Wimmer: Doch, aber der hat auch gesagt, ich soll das unterschreiben. Auch die Arbeiterkammer konnte mir nicht helfen, weil die Stadt Wien ein eigenes Dienstrecht hat. Am nächsten Tag haben sie mir die Fristlose in die Hand gedrückt. Meine zwei Kollegen sind pragmatisiert, die wurden suspendiert und haben noch was vor sich...

"Krone": Sind Sie enttäuscht von Ihrem Arbeitgeber?
Wimmer: Und wie. Das ist nicht notwendig, dass man auf die kleinen Leut' so losgehen tut. Die jungen Kollegen trauen sich ja nicht einmal mehr aufs Klo zu gehen. Ich hätte mir eine Verwarnung erwartet. Der Innendienst hätte kommen können und sagen: "Was macht's ihr da für G'schichten?" Dann hätten wir ihnen erklärt, dass es manchmal schnell gehen muss bei der Müllabfuhr, wenn schon die Tramway hinter dir steht.
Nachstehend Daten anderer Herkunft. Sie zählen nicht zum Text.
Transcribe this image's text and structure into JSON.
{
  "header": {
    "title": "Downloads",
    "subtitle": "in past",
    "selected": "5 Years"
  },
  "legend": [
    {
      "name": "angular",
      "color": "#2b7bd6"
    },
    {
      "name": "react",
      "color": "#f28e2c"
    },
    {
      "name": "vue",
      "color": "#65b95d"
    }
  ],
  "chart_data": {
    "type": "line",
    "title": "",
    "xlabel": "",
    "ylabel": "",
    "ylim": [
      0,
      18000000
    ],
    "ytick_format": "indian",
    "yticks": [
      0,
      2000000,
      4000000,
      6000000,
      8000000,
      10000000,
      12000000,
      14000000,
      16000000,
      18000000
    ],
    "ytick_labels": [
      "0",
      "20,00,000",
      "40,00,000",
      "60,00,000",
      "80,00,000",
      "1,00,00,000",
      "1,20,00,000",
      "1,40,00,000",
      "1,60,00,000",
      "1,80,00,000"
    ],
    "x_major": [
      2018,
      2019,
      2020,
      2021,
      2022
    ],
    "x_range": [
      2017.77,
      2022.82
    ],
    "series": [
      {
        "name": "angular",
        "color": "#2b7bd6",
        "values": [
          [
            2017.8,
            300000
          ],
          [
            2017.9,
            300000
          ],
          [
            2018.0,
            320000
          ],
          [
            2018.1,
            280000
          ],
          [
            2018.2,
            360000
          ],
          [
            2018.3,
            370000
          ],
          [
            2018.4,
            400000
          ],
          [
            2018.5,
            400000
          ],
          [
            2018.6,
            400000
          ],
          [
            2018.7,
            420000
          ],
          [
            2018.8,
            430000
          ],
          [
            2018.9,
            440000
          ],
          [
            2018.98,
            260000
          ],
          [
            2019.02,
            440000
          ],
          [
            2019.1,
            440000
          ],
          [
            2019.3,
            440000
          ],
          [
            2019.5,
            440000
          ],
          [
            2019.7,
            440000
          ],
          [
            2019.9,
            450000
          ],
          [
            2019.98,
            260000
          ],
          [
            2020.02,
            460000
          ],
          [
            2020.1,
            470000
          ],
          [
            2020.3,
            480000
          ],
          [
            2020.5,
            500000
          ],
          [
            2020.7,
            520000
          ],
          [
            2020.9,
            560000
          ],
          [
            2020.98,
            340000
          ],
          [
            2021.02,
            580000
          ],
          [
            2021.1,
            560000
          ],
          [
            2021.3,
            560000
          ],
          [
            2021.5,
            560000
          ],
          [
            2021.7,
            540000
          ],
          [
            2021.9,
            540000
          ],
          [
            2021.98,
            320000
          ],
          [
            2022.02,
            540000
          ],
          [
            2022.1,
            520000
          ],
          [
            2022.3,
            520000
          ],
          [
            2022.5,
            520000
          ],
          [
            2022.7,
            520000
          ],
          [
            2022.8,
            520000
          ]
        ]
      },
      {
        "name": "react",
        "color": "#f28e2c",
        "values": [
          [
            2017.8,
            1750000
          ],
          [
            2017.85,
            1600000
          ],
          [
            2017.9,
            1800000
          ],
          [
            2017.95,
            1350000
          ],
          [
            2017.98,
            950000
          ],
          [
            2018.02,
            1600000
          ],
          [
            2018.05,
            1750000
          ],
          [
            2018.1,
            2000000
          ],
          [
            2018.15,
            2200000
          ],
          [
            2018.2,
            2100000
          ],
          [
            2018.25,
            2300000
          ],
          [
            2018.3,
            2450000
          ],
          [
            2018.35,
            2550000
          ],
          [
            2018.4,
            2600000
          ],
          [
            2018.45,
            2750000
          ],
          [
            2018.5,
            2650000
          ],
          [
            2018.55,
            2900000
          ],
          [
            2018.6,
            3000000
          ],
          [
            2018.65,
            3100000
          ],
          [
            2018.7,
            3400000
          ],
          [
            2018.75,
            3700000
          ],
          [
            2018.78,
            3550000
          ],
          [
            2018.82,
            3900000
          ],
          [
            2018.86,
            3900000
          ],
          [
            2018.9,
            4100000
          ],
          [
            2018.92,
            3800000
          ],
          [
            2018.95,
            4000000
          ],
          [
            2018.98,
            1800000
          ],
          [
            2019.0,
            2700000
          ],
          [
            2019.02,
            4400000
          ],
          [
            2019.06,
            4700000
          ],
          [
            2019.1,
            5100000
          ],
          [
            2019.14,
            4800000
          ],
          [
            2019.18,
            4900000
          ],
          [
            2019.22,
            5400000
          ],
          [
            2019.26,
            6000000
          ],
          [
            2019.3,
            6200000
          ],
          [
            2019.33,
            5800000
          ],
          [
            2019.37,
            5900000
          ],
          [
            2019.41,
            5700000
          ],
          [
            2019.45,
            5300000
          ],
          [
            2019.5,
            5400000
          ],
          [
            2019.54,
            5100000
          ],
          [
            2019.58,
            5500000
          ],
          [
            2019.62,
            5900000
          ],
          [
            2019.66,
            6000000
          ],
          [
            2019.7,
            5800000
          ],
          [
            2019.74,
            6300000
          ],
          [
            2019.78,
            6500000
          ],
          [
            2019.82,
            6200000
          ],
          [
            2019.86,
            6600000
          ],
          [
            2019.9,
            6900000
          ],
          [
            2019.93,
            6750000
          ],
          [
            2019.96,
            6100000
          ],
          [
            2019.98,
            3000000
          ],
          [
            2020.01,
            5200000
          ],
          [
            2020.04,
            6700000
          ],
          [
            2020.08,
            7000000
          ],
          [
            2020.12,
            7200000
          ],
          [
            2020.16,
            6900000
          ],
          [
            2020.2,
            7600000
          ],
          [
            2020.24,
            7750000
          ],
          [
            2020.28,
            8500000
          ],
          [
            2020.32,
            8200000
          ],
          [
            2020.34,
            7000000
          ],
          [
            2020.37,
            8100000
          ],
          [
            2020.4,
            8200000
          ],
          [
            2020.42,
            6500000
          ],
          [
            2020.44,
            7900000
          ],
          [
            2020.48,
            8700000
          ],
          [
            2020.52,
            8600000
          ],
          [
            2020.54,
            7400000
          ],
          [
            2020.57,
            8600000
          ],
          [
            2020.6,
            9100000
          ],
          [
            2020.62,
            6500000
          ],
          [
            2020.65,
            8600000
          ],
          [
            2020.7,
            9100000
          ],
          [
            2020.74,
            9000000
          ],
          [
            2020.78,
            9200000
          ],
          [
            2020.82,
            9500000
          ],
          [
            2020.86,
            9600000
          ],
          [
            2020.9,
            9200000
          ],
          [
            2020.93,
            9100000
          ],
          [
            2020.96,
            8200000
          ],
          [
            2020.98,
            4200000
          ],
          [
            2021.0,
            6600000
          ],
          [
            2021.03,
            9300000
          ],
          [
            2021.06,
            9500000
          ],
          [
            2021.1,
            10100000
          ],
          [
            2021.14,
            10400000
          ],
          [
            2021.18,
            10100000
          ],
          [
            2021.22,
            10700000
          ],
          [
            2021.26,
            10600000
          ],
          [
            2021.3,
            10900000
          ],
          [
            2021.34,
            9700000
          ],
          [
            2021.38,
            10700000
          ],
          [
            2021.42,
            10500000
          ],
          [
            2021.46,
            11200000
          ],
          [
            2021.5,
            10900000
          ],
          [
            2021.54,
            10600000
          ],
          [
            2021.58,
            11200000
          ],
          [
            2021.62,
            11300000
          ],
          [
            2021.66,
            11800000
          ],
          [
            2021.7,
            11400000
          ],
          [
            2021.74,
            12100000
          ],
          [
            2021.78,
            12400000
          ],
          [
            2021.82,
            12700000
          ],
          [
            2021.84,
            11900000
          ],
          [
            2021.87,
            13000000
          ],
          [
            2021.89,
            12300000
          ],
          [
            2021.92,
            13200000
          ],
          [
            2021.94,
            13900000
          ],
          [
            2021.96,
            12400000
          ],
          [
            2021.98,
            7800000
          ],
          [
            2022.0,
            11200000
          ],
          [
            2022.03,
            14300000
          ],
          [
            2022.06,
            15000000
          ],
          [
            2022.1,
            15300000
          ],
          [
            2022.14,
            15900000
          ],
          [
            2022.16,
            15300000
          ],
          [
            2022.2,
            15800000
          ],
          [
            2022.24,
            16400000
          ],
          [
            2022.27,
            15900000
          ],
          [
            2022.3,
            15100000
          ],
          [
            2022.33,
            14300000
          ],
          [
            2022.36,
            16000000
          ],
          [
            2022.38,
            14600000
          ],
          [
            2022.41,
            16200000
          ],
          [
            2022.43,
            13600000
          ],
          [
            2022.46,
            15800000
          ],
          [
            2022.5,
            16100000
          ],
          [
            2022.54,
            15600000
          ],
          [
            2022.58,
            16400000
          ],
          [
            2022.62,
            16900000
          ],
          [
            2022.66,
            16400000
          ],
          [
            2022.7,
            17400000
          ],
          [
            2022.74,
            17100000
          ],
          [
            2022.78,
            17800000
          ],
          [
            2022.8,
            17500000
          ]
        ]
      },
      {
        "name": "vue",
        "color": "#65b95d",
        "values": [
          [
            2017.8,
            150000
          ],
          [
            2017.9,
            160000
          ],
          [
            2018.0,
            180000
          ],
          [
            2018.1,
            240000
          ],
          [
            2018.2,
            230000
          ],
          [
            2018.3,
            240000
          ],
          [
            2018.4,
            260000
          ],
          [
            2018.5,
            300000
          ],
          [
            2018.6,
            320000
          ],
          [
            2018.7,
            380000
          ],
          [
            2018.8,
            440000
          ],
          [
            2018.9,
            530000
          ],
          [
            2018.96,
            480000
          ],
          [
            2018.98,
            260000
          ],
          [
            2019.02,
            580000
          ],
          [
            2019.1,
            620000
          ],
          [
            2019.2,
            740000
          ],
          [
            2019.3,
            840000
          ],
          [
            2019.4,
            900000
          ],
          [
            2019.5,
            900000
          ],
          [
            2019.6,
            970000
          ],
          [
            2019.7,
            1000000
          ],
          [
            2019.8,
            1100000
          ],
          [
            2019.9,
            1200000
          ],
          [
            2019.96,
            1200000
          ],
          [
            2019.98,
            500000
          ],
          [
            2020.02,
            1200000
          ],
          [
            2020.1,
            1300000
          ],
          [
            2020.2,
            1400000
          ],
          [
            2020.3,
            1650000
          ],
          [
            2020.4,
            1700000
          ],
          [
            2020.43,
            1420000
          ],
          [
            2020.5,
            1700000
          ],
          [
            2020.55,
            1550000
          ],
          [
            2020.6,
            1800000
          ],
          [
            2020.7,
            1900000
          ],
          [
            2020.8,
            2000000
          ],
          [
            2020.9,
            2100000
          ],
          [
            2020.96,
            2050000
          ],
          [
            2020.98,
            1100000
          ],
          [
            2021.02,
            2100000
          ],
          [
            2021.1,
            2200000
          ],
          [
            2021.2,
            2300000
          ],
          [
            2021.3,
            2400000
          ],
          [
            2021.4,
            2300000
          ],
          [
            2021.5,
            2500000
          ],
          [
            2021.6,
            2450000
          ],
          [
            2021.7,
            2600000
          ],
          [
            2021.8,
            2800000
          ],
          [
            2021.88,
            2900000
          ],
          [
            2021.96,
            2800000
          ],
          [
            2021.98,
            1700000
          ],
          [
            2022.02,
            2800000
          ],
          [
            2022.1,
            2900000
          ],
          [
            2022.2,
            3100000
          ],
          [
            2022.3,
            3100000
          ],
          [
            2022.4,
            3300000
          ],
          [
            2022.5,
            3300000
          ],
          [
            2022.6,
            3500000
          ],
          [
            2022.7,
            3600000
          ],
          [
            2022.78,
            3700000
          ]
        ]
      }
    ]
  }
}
"Krone": Korruptionsstaatsanwaltschaft, Amtsmissbrauch: Verstehen Sie die Welt noch?
Wimmer: Na, na, na. Es ist ein Witz. Bei einem Herrn Grasser geht's um Millionen, bei uns geht's um ein paar Kaffee. Da kommt man sich schon verarscht vor.

"Krone": Würden Sie das gerne dem Wiener Bürgermeister sagen?
Wimmer: Sehr gerne. Ich hab den Häupl ganz gut leiden können, aber jetzt nimmer mehr. Ich war immer schon ein Sozialdemokrat, weil früher die Roten für die Arbeiter waren. Aber schön langsam kommt's mir vor, dass ich mich ablös' von denen.

"Krone": Wären Sie jetzt gerne auf einer Tour?
Wimmer: Oh ja, na freilich! Im Mai werden's zwei Jahre, dass ich nicht mehr fahren darf. Ich war gern bei der 48er, ich vermiss meine Partie.

"Krone": Wenn Sie jetzt einen Wunsch frei hätten, was wäre es?
Wimmer: Dass ich meine Abfertigung kriege. Ich und meine Frau haben uns für den Umbau des Hauses ein Geld ausgeborgt von meiner Mutter und meinem Freund. Das wollte ich 2015 zurückzahlen. Und noch etwas wünsch' ich mir: Dass die Leute im Dorf endlich wissen, dass ich nix g'stohlen hab'.

Posse in Orange
Weil sie rund um Weihnachten 2010 zu viel Abfall entsorgten und dafür zu einem Kaffee und später auch zu einem Schnitzel eingeladen wurden, erstattete die Korruptionsstaatsanwaltschaft Anklage gegen drei Müllmänner. Der Stadt Wien seien dadurch 1.751,61 Euro an Gebühren entgangen, hieß es im Urteil (drei Monate bedingt wegen Amtsmissbrauchs). Josef Wimmer wurde zwangspensioniert, seine zwei Kollegen Gerhard F. und Willibald B. vom Dienst suspendiert.